Изменить стиль страницы

— Ты думаешь, что любишь моего брата больше, чем я? Я тебя умоляю. Тридцать два года и пять лет. Ты слишком много о себе возомнила.

— Я такого не говорила. — Прощай спокойствие. — И я не люблю его сильней, или лучше — это не соревнование.

— Тебе не обмануть меня, ты решительно настроена на победу.

Я уставилась на нее, злость переполняла меня.

— Я считаю тебя эгоисткой. Ты готова поставить его жизнь и будущее под удар ради своего чувства безопасности. Если что-то пойдет не так, его могут отправить обратно в тюрьму на десять лет, и все из-за того, что ты слишком эгоистична или труслива, чтобы дать показания или поговорить с полицией, чтобы ему запретили приближаться к тебе.

— Ты…

Я налетела прямо на нее.

— Я тоже эгоистка.
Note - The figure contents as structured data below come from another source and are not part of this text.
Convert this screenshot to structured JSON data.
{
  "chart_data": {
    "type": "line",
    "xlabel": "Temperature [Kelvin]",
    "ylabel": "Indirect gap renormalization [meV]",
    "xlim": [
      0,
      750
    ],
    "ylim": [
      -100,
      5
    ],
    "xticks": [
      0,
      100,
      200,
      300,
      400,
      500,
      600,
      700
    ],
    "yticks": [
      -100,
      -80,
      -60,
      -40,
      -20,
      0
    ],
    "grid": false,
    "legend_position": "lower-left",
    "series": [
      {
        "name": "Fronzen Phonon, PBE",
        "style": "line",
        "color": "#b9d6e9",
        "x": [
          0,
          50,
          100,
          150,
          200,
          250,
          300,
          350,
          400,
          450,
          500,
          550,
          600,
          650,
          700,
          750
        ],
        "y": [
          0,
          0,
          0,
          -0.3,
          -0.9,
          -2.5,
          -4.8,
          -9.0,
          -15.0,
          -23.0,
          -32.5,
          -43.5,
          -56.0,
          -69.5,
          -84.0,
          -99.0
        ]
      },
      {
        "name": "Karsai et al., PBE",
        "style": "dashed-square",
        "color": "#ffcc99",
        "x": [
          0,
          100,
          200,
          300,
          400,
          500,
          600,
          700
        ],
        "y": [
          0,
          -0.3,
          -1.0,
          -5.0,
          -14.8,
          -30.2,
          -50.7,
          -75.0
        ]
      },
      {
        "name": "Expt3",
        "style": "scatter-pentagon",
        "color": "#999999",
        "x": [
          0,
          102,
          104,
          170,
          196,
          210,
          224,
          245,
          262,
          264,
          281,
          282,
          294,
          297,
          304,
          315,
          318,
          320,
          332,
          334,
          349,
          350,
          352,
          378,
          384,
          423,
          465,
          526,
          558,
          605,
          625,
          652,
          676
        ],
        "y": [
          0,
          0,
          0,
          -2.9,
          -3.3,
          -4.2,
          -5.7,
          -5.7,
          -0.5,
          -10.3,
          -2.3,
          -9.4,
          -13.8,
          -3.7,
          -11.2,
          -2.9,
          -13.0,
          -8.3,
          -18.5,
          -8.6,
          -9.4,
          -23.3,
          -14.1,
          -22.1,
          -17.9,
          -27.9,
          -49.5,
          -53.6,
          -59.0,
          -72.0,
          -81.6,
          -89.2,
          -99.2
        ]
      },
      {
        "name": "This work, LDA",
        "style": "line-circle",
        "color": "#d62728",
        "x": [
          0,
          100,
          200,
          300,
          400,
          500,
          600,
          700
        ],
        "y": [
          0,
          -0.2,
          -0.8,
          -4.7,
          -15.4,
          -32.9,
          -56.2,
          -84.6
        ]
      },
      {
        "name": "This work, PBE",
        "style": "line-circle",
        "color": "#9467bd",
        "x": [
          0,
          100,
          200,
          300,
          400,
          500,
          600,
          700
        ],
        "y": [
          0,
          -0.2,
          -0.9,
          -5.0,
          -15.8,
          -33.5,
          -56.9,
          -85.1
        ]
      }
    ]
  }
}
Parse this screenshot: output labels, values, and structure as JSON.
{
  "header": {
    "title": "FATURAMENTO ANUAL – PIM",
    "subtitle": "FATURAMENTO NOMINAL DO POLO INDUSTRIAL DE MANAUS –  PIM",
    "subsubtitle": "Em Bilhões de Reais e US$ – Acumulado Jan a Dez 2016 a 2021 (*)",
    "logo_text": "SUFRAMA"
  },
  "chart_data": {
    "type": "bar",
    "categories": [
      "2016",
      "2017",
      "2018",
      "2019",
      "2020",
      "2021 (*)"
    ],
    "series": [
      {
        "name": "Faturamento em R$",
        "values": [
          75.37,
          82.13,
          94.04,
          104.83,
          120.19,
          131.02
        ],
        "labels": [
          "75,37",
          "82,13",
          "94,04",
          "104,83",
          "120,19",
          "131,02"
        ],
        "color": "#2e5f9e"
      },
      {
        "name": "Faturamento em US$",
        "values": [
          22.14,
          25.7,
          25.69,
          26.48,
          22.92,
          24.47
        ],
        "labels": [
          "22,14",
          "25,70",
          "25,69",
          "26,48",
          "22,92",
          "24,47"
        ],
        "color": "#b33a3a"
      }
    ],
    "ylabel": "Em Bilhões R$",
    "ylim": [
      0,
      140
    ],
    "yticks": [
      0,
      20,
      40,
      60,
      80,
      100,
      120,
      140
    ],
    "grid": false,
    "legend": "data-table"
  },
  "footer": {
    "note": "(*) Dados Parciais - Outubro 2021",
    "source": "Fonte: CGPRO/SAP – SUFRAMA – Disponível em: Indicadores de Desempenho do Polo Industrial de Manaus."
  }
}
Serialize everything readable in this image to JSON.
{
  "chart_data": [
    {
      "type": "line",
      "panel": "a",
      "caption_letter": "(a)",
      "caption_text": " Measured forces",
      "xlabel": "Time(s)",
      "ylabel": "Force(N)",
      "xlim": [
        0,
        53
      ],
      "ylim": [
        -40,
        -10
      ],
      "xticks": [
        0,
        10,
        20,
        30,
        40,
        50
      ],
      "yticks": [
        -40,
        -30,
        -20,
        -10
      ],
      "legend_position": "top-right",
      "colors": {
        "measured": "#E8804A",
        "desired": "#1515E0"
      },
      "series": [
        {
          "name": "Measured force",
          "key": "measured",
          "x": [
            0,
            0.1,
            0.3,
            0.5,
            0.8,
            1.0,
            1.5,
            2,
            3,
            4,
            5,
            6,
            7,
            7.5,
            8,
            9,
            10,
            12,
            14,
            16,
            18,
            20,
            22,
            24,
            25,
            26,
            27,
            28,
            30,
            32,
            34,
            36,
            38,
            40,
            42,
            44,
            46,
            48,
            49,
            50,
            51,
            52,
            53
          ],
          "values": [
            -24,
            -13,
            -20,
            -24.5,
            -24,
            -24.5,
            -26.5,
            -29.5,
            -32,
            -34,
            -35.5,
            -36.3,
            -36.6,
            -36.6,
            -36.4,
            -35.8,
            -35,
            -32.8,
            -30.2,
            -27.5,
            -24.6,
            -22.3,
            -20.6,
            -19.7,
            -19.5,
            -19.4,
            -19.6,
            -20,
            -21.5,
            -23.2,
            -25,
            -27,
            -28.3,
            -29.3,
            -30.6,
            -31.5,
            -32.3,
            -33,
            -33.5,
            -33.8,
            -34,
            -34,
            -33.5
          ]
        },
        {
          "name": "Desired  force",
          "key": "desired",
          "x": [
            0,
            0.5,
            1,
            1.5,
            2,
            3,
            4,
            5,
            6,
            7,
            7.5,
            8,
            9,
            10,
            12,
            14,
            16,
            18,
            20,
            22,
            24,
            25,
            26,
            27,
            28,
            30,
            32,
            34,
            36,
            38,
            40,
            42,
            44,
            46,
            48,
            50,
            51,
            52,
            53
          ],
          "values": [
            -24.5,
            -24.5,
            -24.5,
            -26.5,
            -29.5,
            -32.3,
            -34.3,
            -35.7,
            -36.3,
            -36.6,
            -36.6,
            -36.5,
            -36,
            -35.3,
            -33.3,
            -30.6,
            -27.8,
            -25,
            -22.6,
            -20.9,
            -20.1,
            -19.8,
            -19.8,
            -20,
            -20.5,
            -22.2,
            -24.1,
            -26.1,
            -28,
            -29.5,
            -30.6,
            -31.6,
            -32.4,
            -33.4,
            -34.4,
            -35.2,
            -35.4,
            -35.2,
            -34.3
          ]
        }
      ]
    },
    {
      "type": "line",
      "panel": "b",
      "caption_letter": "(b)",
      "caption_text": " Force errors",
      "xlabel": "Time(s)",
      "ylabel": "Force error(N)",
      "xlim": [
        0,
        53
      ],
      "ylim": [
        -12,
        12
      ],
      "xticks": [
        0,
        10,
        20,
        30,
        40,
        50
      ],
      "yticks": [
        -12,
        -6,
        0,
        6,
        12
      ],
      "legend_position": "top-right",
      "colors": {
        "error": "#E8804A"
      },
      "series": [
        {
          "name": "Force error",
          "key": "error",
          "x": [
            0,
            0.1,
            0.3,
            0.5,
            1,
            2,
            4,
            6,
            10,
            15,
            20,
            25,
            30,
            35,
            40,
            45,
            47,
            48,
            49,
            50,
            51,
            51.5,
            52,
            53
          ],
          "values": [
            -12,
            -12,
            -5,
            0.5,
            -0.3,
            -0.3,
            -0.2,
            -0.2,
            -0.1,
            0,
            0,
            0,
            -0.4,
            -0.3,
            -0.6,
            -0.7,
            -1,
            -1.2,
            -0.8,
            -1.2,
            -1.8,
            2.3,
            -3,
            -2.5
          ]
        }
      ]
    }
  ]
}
Я хочу, чтобы он был в моей жизни. Хочу, чтобы он был в безопасности, свободен, и не только ради него, но и ради себя. Возможно, я такая же эгоистка, как и ты.

Эрик встал, прервав едкую тираду Кристины, которую та собиралась обрушить на меня.

— Хватит. Крис — выметайся. Энни, готовься ко сну. — Он закрыл жалюзи. — Вам двоим, есть, что сказать друг другу, запишите это, и завтра мы разберемся.

Крис начала:

— Она…— но Эрик оборвал ее, почти переходя на крик.

— Заткнись и иди спать.

И чудо из чудес, она послушала его. Она поднялась, кинув пульт на подушку рядом со мной, и вышла из комнаты, не пробормотав даже слова, пес побежал за ней вслед. Ее молчание шокировало меня сильней, чем могла бы шокировать ее брань. Пока я переодевалась в пижаму, а Эрик раскладывал диван, я задумалась, не разбудит ли Кристина свою маму, чтобы рассказать ей, какую истеричную стерву привел в дом ее сын.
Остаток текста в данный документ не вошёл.